Description of problem: /usr/lib/cups/notifier/mailto needs to be able to execute sendmail. Here is the AVC I get: avc: denied { execute } for comm="mailto" dev=hda1 egid=7 euid=4 exe="/usr/lib/cups/notifier/mailto" exit=-13 fsgid=7 fsuid=4 gid=7 items=0 name="sendmail.sendmail" pid=14794 scontext=system_u:system_r:cupsd_t:s0-s0:c0.c1023 sgid=7 subj=system_u:system_r:cupsd_t:s0-s0:c0.c1023 suid=4 tclass=file tcontext=system_u:object_r:sendmail_exec_t:s0 tty=(none) uid=4 The mailto program runs as a separate process from CUPS (it gets executed by cupsd), and perhaps needs a separate label (cups_mail_t?) such that mailto can execute sendmail, and cupsd can execute mailto, but cupsd cannot execute sendmail directly. What do you think?
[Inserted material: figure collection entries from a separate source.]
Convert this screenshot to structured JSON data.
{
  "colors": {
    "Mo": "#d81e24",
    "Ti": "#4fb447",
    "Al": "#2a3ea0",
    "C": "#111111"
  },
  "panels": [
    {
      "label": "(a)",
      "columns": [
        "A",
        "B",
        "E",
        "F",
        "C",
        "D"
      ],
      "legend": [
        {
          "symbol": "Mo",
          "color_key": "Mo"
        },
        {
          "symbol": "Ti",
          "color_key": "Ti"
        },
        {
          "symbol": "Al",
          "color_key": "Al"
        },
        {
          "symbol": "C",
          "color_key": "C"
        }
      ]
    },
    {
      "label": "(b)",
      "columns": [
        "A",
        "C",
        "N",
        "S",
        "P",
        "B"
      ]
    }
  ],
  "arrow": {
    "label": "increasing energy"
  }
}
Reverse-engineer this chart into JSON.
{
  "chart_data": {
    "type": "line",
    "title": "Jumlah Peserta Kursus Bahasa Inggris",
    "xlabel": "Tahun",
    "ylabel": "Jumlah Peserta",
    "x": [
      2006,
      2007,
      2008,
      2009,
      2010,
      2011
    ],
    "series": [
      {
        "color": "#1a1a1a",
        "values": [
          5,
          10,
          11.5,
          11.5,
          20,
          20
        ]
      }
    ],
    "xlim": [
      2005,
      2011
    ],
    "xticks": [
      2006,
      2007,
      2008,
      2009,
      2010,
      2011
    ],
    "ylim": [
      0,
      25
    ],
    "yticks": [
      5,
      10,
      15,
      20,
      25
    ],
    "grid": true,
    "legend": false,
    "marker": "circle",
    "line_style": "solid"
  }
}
Version-Release number of selected component (if applicable): cups-1.2.10-3.fc6 selinux-policy-2.4.6-54.fc6 How reproducible: 100% Steps to Reproduce: 1. Stop CUPS 2. Make a file /etc/cups/subscriptions.conf: NextSubscriptionId 9 <Subscription 8> Events all Owner root Recipient mailto:root@localhost LeaseDuration 86400 Interval 0 ExpirationTime 1176383781 NextEventId 2 </Subscription> 3.Start CUPS 4.lp /etc/fstab Actual results: AVC message Expected results: Email
I don't see much value in that, versus just allowing cupsd to transition to sendmail. Added in selinux-policy-2.4.6-55.fc6
Fix confirmed in selinux-policy-2.4.6-57.fc6. Thanks.